Creating Customer Demand
To do this requires working from the unknown to the known. It also involves identifying the latent and bringing it to reality. This identification guides the introduction of numerous technology-based products and platforms. Yes, the market surveys to determine customer needs are useful and remain relevant. Still, there are services and products for which there is no obvious need and companies create that need – most times not knowing the outcome.
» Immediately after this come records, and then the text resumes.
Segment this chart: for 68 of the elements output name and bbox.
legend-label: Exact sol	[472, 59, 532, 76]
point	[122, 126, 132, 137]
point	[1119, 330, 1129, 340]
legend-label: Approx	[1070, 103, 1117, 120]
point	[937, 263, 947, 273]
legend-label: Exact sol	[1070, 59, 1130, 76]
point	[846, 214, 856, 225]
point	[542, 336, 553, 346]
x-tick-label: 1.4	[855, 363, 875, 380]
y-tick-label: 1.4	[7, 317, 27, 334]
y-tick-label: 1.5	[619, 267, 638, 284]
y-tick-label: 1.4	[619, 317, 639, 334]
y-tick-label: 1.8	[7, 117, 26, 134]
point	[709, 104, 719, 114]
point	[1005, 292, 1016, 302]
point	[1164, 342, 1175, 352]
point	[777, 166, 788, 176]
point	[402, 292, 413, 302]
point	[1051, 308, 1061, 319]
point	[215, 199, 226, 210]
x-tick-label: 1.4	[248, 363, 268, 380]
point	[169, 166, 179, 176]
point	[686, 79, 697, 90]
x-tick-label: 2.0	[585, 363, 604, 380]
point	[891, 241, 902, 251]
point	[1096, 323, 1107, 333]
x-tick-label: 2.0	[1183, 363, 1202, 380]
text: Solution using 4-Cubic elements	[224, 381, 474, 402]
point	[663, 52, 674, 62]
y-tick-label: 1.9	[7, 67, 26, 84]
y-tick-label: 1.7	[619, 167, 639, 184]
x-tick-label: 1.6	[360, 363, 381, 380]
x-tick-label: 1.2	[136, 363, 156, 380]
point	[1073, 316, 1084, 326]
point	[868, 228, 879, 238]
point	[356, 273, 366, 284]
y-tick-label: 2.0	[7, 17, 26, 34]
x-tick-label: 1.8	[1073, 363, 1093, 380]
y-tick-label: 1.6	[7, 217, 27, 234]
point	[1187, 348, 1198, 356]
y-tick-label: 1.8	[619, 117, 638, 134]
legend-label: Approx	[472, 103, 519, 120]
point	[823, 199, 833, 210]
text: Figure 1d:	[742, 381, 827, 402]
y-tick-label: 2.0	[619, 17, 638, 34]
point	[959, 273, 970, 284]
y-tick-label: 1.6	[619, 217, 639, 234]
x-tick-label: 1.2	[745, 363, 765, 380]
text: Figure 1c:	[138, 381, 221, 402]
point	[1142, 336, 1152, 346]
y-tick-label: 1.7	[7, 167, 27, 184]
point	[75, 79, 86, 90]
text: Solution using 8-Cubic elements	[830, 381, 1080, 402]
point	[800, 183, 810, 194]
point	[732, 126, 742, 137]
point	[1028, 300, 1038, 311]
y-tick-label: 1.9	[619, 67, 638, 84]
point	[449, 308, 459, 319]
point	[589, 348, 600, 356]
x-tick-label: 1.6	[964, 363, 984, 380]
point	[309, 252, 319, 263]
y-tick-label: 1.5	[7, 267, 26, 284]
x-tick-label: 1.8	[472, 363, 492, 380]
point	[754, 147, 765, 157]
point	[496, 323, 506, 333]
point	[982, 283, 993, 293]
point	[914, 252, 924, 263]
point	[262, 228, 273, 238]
For example, This Day in Business History records that the Sony PlayStation was launched in 1993 with eight game titles. 300,000 units were sold in the first three months, three times the number Sony had made. By 1998, 50 million units had been sold. One executive later recalled how his hand trembled when he signed the purchase order for $50 million to pay for the computer chips to be installed in the first batch of PlayStations. Fortunately, as his hand was trembling, the market was waiting to buy more than the company produced. Sony’s corporate creativity had birthed a customer demand but they didn’t even know it! Was it a chance or a risk? Yes, it was. Did their creativity yield a result? Yes, in this case, it did.
Creating customer demand is what Apple does very well with its various i-products. When the iPhone went on sale in the United States in June 2007, hundreds of customers had been waiting outside stores all over the country. Many of these customers queued for hours to buy the new gadget. By Quarter 4 of 2009, Apple had sold almost 34 million iPhones. Whether it is by forming a club of users, getting addicted buyers or wrapping it in exclusivity Apple created a demand by the introduction of a product. This is one more dimension of corporate creativity.